Earthquakes are an almost hourly occurrence in the Aleutian Islands. But most are too tiny to feel, and even the bigger ones are usually over in seconds. Just last week, a 4.7M quake went all but unnoticed in Unalaska.
But there’s another type of earthquake that runs deeper than those daily events: a slow earthquake. That’s what scientists are now looking for underneath the Aleutians.
Abhijit Ghosh is a geophysicist at the University of California Riverside. He says slow earthquakes are deep, drawn-out tremors that can last for weeks, months or even years.
“So it releases that energy — magnitude seven or eight, however large it is — but over a long period of time, so we don’t really feel the ground shaking,” he says.
Ghosh wants to know if all that energy is loading up a different part of fault — maybe precipitating more destructive events, like Alaska’s 1964 Good Friday quake.
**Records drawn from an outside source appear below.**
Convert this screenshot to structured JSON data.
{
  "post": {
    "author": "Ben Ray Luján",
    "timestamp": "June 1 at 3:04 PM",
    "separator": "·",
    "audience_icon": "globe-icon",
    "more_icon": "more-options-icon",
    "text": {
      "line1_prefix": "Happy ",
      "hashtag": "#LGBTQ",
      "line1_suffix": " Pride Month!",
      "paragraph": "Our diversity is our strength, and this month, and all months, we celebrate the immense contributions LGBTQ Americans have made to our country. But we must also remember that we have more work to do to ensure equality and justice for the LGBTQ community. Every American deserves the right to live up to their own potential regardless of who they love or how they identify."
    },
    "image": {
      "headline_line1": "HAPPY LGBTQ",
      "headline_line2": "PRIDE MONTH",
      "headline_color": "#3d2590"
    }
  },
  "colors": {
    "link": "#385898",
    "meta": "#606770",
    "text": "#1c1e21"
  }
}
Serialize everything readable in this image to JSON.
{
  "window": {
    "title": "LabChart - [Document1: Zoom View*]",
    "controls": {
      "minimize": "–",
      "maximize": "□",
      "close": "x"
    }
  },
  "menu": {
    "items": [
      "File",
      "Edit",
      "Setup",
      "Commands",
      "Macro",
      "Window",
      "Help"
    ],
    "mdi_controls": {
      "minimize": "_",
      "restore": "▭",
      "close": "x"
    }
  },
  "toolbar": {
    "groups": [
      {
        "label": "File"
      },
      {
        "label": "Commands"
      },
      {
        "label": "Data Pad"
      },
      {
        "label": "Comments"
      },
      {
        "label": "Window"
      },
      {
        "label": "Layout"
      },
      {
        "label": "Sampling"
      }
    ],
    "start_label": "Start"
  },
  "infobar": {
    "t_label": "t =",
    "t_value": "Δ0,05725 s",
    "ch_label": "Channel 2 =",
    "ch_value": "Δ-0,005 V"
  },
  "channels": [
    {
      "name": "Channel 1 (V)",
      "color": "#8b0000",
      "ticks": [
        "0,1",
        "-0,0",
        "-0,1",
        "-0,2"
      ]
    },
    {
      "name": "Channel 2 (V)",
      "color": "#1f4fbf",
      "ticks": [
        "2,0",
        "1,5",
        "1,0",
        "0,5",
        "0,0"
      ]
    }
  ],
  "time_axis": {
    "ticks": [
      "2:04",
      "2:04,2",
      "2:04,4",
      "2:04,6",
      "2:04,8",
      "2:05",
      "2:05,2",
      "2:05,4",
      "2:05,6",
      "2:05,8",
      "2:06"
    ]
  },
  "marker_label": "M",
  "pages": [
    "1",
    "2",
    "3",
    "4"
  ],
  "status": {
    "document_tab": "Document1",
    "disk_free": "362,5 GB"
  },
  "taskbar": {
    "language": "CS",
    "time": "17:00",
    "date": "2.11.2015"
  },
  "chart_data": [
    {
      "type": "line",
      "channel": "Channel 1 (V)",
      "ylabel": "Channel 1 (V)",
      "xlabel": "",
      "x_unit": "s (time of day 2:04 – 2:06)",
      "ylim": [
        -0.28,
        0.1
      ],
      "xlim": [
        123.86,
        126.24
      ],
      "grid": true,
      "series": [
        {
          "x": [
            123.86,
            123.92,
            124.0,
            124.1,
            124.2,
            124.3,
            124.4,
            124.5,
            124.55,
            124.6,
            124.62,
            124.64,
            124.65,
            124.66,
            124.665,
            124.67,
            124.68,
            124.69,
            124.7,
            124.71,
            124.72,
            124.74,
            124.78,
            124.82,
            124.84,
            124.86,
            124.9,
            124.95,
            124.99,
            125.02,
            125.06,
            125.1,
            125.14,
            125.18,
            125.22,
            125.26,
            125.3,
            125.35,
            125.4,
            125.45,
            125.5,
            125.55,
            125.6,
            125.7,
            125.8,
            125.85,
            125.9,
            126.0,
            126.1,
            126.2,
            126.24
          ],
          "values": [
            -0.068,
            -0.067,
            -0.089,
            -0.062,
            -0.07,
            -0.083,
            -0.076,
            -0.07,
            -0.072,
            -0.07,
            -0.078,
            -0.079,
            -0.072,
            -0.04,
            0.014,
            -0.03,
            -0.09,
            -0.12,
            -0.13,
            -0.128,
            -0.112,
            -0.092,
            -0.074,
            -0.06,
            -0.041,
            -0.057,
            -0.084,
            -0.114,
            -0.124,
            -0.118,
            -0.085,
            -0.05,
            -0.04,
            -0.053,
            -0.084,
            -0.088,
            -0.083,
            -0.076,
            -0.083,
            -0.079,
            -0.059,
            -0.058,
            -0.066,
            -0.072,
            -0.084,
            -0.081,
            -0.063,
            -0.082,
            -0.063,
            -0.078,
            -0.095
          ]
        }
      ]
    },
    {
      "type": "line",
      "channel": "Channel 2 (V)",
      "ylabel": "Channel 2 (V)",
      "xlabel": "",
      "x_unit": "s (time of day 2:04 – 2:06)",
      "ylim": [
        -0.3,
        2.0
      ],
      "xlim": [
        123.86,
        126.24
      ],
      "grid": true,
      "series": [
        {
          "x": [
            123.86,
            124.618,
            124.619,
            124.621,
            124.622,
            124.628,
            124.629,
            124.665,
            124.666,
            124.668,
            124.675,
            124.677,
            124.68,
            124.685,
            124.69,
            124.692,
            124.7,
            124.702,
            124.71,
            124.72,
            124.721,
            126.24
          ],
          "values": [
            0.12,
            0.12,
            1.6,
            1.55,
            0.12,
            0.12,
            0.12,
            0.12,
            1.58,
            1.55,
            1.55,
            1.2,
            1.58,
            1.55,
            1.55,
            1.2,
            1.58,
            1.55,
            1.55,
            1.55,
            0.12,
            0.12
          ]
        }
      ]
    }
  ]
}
To find out, Ghosh worked with the Alaska Volcano Observatory to set up an array of seismometers on Unalaska. (He wouldn’t say where, specifically, to keep the equipment safe from tampering.) He’ll install two more this summer, and they’ll all run until 2016.
Ghosh hopes the “array of arrays” will shed light on how slow quakes affect the ones we feel.
“It seems like they do interact, they do interplay,” he says. “The mode of communication might be different in different places. But to be honest, we just started understanding this phenomenon.”
The idea of slow quakes only dates back about a decade — but Ghosh says there’s evidence that one happened in Japan, just before the Fukushima disaster in 2011. The next year, Ghosh saw the tell-tale tremor of a slow quake under Unalaska while running tests on neighboring Akutan Island.
“In Akutan, we were able to record data for two months,” he says, “and in that two months, we recorded tremor activity, a signature of slow earthquakes, almost every day.”
That means he can’t be sure how long the quake went on. He’s hoping for a better picture this summer, when he returns to Unalaska to retrieve the first year’s seismic data from his array.
Annie Ropeik is a reporter for KUCB in Unalaska.